OMPDataPerf: Profiling & Optimizing Data Mapping

Updated 26 January 2026

OMPDataPerf is a framework of principles, tools, and metrics aimed at profiling and optimizing data mapping in heterogeneous OpenMP offload applications.
It employs dynamic analysis using OMPT callbacks and static source-to-source transformations to detect inefficient data transfers and redundant memory allocations.
The methodology enables precise performance assessment and practical code optimizations, delivering significant speedups and reduced data movement overhead.

OMPDataPerf encompasses a suite of principles, tools, and metrics for profiling and optimizing data mapping in heterogeneous OpenMP offload applications. It is formally defined by dynamic analysis techniques capable of detecting inefficient data transfer and allocation patterns, as well as by static source-to-source transformation frameworks that minimize host-device communication. The OMPDataPerf methodology is realized in dynamic profilers such as OMPDataPerf itself (Marzen et al., 19 Jan 2026), and in static analyzers like OMPDart (Marzen et al., 2024). These approaches enable quantification, attribution, and reduction of data movement overhead in CPU–accelerator systems, supporting both high-level performance assessment and concrete code transformation.
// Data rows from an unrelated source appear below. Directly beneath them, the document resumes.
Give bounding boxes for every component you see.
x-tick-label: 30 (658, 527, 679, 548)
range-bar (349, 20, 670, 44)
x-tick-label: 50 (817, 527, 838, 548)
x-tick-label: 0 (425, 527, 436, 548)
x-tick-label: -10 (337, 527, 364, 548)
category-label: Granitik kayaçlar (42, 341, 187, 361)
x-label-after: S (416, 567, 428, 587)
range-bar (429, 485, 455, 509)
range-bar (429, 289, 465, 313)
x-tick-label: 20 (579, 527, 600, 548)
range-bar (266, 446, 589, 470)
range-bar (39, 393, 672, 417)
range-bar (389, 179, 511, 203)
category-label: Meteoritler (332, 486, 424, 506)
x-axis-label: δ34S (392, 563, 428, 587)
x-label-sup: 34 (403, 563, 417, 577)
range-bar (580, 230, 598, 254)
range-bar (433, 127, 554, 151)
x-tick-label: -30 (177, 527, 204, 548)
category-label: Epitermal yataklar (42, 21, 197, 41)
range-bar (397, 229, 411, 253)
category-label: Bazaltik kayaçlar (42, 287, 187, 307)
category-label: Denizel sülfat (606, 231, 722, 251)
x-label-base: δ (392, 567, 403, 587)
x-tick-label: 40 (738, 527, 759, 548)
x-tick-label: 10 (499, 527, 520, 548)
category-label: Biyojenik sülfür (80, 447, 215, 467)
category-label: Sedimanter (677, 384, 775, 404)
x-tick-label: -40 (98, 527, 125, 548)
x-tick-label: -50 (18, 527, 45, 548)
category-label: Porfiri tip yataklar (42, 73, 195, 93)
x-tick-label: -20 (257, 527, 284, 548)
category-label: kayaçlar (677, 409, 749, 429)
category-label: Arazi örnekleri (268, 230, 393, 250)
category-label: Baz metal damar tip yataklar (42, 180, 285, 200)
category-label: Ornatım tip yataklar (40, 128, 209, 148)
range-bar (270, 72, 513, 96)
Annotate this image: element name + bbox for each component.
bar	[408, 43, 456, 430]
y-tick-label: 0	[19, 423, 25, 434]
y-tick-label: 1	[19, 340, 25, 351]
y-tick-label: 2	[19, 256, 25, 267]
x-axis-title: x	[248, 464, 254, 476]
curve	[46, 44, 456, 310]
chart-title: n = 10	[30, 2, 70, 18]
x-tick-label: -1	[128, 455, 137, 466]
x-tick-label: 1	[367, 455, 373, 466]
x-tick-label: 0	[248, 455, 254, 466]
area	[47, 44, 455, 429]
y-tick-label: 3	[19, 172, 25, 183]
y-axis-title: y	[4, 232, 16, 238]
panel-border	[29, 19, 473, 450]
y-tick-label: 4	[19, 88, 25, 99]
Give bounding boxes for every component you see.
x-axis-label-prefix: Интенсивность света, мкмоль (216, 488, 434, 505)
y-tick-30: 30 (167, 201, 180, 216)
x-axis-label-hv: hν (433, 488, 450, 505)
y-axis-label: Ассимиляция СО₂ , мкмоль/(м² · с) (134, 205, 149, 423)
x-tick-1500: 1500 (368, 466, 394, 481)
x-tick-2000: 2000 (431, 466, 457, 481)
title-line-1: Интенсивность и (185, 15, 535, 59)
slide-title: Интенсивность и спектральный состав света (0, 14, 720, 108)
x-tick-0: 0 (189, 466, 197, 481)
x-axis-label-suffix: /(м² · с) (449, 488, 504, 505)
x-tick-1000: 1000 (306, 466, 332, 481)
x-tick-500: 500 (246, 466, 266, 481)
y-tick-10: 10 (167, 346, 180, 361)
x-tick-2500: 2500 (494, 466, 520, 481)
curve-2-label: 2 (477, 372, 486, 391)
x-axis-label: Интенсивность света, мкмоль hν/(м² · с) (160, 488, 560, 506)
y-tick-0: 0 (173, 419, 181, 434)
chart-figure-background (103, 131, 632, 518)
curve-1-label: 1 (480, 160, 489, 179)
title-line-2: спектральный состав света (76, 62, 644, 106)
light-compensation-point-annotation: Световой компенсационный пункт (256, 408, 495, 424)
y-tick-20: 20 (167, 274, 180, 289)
1. Architectural Principles

OMPDataPerf's core architecture is characterized by low-overhead collection and post-mortem analysis of heterogeneous data-movement events. In dynamic profiling, OMPDataPerf is implemented as an LD-preloaded or linked shared library that registers for a minimal set of OpenMP Tools Interface (OMPT) callbacks within the OpenMP runtime. During execution, it logs every data transfer and allocation, as well as kernel launches and returns, without injecting instrumentation into user code (Marzen et al., 19 Jan 2026).

Internally, two principal data structures support scalability and analysis:

Chronological event log: Every OMPT "target data op" or "target EMI" event is recorded with timestamp, device ID, address range, byte count, and a content hash.
Multimap-style index: Operations are grouped by buffer identifiers and device, enabling rapid detection of repeated or redundant activity.
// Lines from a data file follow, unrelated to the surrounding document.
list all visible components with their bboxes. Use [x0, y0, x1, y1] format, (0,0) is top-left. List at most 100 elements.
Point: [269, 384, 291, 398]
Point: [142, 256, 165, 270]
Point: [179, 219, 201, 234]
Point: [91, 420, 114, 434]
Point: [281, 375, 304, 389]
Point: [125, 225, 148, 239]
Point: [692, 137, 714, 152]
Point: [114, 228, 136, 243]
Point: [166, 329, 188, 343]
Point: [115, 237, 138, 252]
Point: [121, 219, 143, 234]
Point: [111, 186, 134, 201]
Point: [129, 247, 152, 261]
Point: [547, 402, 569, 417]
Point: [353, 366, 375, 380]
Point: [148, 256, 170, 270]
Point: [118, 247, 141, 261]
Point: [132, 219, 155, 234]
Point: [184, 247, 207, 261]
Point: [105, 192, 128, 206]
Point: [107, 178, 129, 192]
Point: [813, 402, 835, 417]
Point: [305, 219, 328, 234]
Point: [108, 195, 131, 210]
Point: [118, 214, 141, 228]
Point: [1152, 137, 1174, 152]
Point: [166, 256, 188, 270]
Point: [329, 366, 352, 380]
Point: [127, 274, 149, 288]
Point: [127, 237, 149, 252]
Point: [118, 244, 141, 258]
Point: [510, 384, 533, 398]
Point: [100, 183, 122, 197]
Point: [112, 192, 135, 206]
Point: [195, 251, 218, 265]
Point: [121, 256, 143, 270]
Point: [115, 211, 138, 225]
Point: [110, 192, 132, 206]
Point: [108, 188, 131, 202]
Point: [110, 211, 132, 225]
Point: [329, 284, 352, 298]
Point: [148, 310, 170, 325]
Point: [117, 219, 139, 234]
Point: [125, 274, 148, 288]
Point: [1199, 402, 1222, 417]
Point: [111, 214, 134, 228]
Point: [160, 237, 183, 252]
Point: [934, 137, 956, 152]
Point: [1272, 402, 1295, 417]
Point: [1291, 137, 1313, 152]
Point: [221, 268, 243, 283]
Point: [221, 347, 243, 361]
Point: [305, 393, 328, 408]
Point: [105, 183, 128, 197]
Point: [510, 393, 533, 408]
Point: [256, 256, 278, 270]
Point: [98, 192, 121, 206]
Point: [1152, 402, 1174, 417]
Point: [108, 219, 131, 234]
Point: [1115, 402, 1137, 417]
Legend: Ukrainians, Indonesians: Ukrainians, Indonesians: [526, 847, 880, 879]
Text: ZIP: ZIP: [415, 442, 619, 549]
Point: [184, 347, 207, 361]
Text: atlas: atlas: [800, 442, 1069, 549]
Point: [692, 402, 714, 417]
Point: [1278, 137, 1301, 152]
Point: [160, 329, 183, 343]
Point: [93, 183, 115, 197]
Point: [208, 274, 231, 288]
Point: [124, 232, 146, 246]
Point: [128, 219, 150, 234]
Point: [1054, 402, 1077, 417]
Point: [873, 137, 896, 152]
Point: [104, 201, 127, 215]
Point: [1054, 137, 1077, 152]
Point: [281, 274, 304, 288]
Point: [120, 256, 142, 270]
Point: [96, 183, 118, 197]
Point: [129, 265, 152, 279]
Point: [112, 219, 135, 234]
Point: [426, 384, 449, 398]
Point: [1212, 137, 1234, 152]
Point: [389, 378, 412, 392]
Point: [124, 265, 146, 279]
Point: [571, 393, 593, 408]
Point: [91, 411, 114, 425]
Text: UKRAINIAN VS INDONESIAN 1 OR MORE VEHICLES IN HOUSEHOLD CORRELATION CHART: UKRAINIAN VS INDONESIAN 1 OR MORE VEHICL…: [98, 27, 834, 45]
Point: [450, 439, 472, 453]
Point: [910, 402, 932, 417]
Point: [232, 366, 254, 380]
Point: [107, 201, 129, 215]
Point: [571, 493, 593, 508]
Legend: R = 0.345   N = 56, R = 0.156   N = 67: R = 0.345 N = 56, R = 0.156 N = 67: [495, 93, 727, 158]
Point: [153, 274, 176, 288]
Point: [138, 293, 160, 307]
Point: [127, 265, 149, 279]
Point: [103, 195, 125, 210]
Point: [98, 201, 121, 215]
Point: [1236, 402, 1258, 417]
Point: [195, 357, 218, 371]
Following program completion, a post-mortem pass analyzes these logs for inefficient data mapping patterns. This two-phase architecture—event logging at runtime, analysis after completion—maintains modest runtime and space overhead (5% geometric-means slowdown, event logs ~43 KB/s) (Marzen et al., 19 Jan 2026).

In the static paradigm, OMPDart applies context-sensitive, interprocedural, flow-sensitive analysis across C/C++ OpenMP applications. It constructs code property graph–style hybrid AST-CFGs, propagates memory-access summaries through the call graph, and builds precise host-device dependency relationships for each target region (Marzen et al., 2024).

2. Data Movement Instrumentation and Profiling

Dynamic OMPDataPerf instrumentation exclusively leverages OMPT EMI callbacks as defined in OpenMP 5.1. These are:

ompt_callback_target_emi (kernel submit and completion)
ompt_callback_target_data_op_emi (data alloc/copy/free start and end)

Each EMI event records:

High-precision timestamps (OMPT timer)
Device identifiers and pointers
Byte counts
Content hashes (default: t1ha0_avx2, selected for performance)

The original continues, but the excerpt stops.